For Lahey, art is a vital tool in re-shaping our understanding of the Famine because of its ability to impart essential information across many barriers. “In the long run history and education are extremely important, but there’s nothing more powerful for me than art. Art, like music, is a kind of universal language. You can bring anyone of any nationality or language into the Lender room. If they don’t speak or read English then they might not understand the words, but they can look at those images and the sculptures, and understand everything instantly.”
The Great Hunger collection continues to grow, and will soon be moved to its own space on Whitney Avenue, the main road that runs right from Hartford to New Haven. Lahey looks forward to this: “In its current location, the collection is in the middle of campus, a bit out of the way for anyone who wants to stop by and see it. It’s going to be so important for the whole collection to be on display in its own building. After all, its purpose is to educate, so the more accessible it is, the better.”
As vice chairman of the New York City St. Patrick’s Day Parade Committee, he keeps a very busy schedule in March. But his love of the parade runs deep – back to the years in high school when he marched behind Fordham’s banner. He has been volunteering with the parade for 30 years, and has held his current position on the committee for the past ten.

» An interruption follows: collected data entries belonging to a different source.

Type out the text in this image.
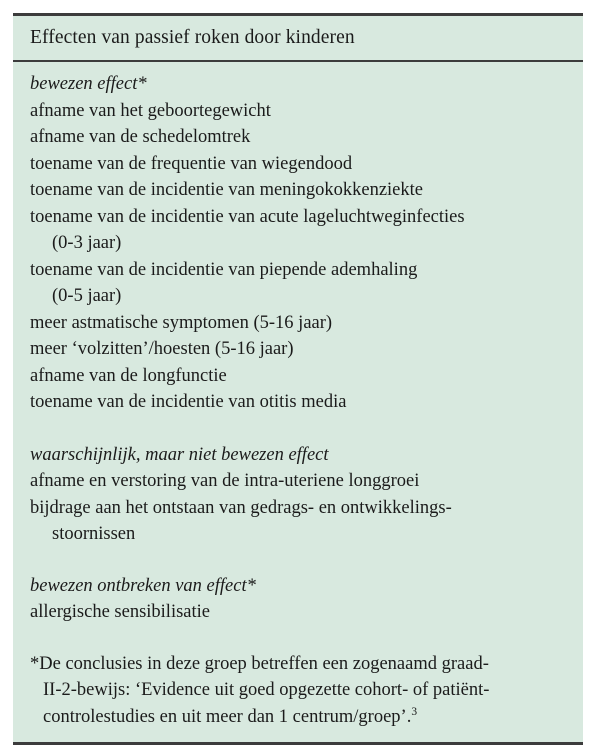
Effecten van passief roken door kinderen
bewezen effect*
afname van het geboortegewicht
afname van de schedelomtrek
toename van de frequentie van wiegendood
toename van de incidentie van meningokokkenziekte
toename van de incidentie van acute lageluchtweginfecties
(0-3 jaar)
toename van de incidentie van piepende ademhaling
(0-5 jaar)
meer astmatische symptomen (5-16 jaar)
meer ‘volzitten’/hoesten (5-16 jaar)
afname van de longfunctie
toename van de incidentie van otitis media
waarschijnlijk, maar niet bewezen effect
afname en verstoring van de intra-uteriene longgroei
bijdrage aan het ontstaan van gedrags- en ontwikkelings-
stoornissen
bewezen ontbreken van effect*
allergische sensibilisatie
*De conclusies in deze groep betreffen een zogenaamd graad-
II-2-bewijs: ‘Evidence uit goed opgezette cohort- of patiënt-
controlestudies en uit meer dan 1 centrum/groep’.$^3$
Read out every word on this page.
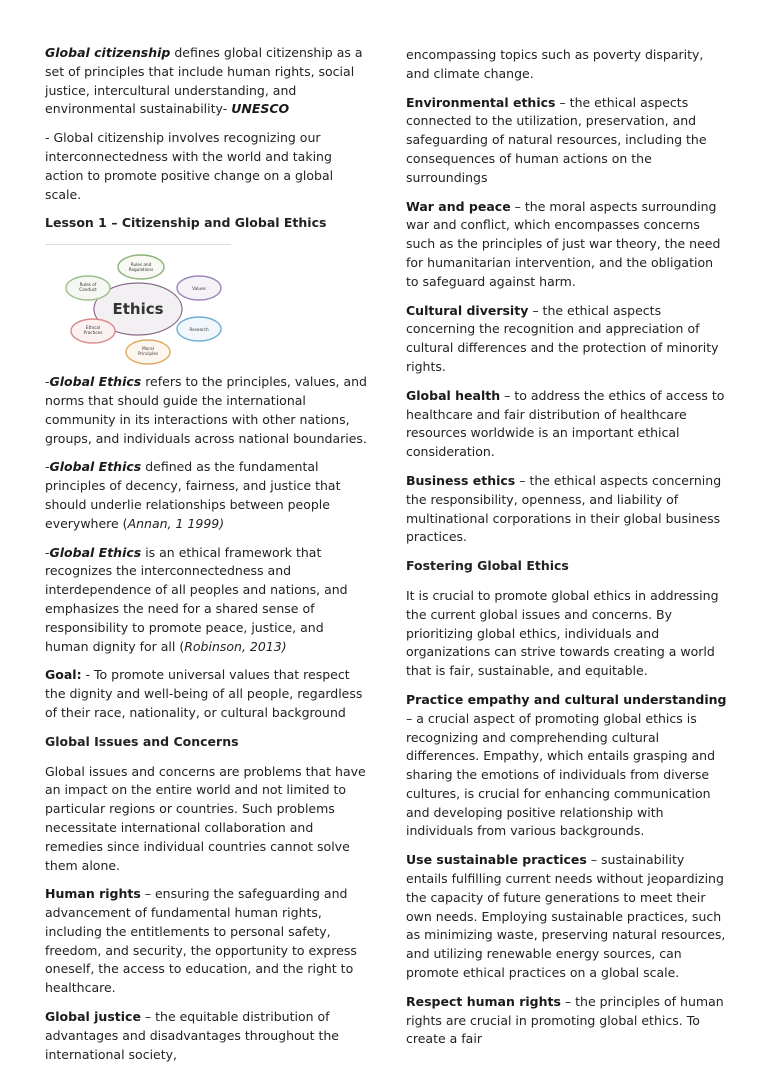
Global citizenship defines global citizenship as a set of principles that include human rights, social justice, intercultural understanding, and environmental sustainability- UNESCO

- Global citizenship involves recognizing our interconnectedness with the world and taking action to promote positive change on a global scale.

Lesson 1 – Citizenship and Global Ethics

Ethics
Rules and
Regulations
Values
Research
Moral
Principles
Ethical
Practices
Rules of
Conduct

-Global Ethics refers to the principles, values, and norms that should guide the international community in its interactions with other nations, groups, and individuals across national boundaries.

-Global Ethics defined as the fundamental principles of decency, fairness, and justice that should underlie relationships between people everywhere (Annan, 1 1999)

-Global Ethics is an ethical framework that recognizes the interconnectedness and interdependence of all peoples and nations, and emphasizes the need for a shared sense of responsibility to promote peace, justice, and human dignity for all (Robinson, 2013)

Goal: - To promote universal values that respect the dignity and well-being of all people, regardless of their race, nationality, or cultural background

Global Issues and Concerns

Global issues and concerns are problems that have an impact on the entire world and not limited to particular regions or countries. Such problems necessitate international collaboration and remedies since individual countries cannot solve them alone.

Human rights – ensuring the safeguarding and advancement of fundamental human rights, including the entitlements to personal safety, freedom, and security, the opportunity to express oneself, the access to education, and the right to healthcare.

Global justice – the equitable distribution of advantages and disadvantages throughout the international society,

encompassing topics such as poverty disparity, and climate change.

Environmental ethics – the ethical aspects connected to the utilization, preservation, and safeguarding of natural resources, including the consequences of human actions on the surroundings

War and peace – the moral aspects surrounding war and conflict, which encompasses concerns such as the principles of just war theory, the need for humanitarian intervention, and the obligation to safeguard against harm.

Cultural diversity – the ethical aspects concerning the recognition and appreciation of cultural differences and the protection of minority rights.

Global health – to address the ethics of access to healthcare and fair distribution of healthcare resources worldwide is an important ethical consideration.

Business ethics – the ethical aspects concerning the responsibility, openness, and liability of multinational corporations in their global business practices.

Fostering Global Ethics

It is crucial to promote global ethics in addressing the current global issues and concerns. By prioritizing global ethics, individuals and organizations can strive towards creating a world that is fair, sustainable, and equitable.

Practice empathy and cultural understanding – a crucial aspect of promoting global ethics is recognizing and comprehending cultural differences. Empathy, which entails grasping and sharing the emotions of individuals from diverse cultures, is crucial for enhancing communication and developing positive relationship with individuals from various backgrounds.

Use sustainable practices – sustainability entails fulfilling current needs without jeopardizing the capacity of future generations to meet their own needs. Employing sustainable practices, such as minimizing waste, preserving natural resources, and utilizing renewable energy sources, can promote ethical practices on a global scale.

Respect human rights – the principles of human rights are crucial in promoting global ethics. To create a fair
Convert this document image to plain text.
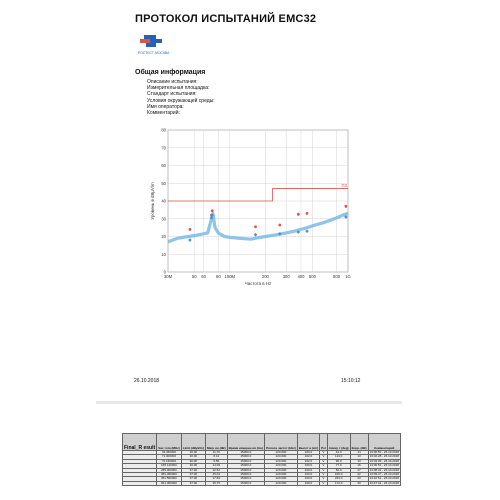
ПРОТОКОЛ ИСПЫТАНИЙ EMC32
РОСТЕСТ-МОСКВА
Общая информация
Описание испытания:
Измерительная площадка:
Стандарт испытания:
Условия окружающей среды:
Имя оператора:
Комментарий:
0
10
20
30
40
50
60
70
80
30M	50 60 80 100M	200	300 400 500	800 1G
ПЗ
Уровень в dBµV/m
Частота в Hz
26.10.2018	15:10:12
Final_R esult	Час тота (MHz)	Limit (dBµV/m)	Магр ин (dB)	Время измерен ия (ms)	Полоса частот (kHz)	Высот а (cm)	Pol	Азиму т (deg)	Корр. (dB)	Комментарий
	43.360000	30.00	11.70	15000.0	120.000	100.0	V	44.0	14	13:00:50 - 26.10.2018
	71.000000	30.00	8.12	15000.0	120.000	102.0	V	113.0	13	13:02:28 - 26.10.2018
	72.160000	30.00	9.56	15000.0	120.000	102.0	V	96.0	13	13:03:09 - 26.10.2018
	165.120000	30.00	14.09	15000.0	120.000	100.0	V	77.0	16	13:06:52 - 26.10.2018
	265.000000	37.00	12.52	15000.0	120.000	100.0	V	52.0	17	13:08:02 - 26.10.2018
	381.360000	37.00	15.04	15000.0	120.000	100.0	V	166.0	22	13:09:47 - 26.10.2018
	451.560000	37.00	17.83	15000.0	120.000	100.0	V	233.0	23	13:10:51 - 26.10.2018
	961.360000	37.00	15.75	15000.0	120.000	100.0	V	172.0	30	13:47:42 - 26.10.2018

Dr. Lahey’s favorite thing about the parade is that its history mirrors that of the Irish in America. “It reflects how long the Irish have been a presence here and how far we have come.”
Though its history is of great significance, Lahey also feels that the parade itself has never been more important than it is today. “When I was a kid I thought everyone was Irish,” he said with a laugh. “This was because I grew up in a very Irish neighborhood. All my teachers were Irish, the police on the beat were all Irish, the firefighters were Irish, the other kids we played sports with were Irish, and so on. In that environment there were a lot of ways in which the Irish were able to pass on their history, culture, values and traditions to their kids, to the next generation in these Irish neighborhoods. But today, neighborhoods like that don’t really exist in New York in the way that they did then. Because they don’t, the parade is, at least for me, the single most concentrated event every year that brings the Irish together. It allows us to remember, celebrate, and pass on to the next generation what it means to be Irish, and what our struggles and accomplishments have been over the past 250 years in this country.”
His point is valid. But it must also be added that with people like Dr. John Lahey around, we won’t be forgetting our past, values, or traditions any time soon.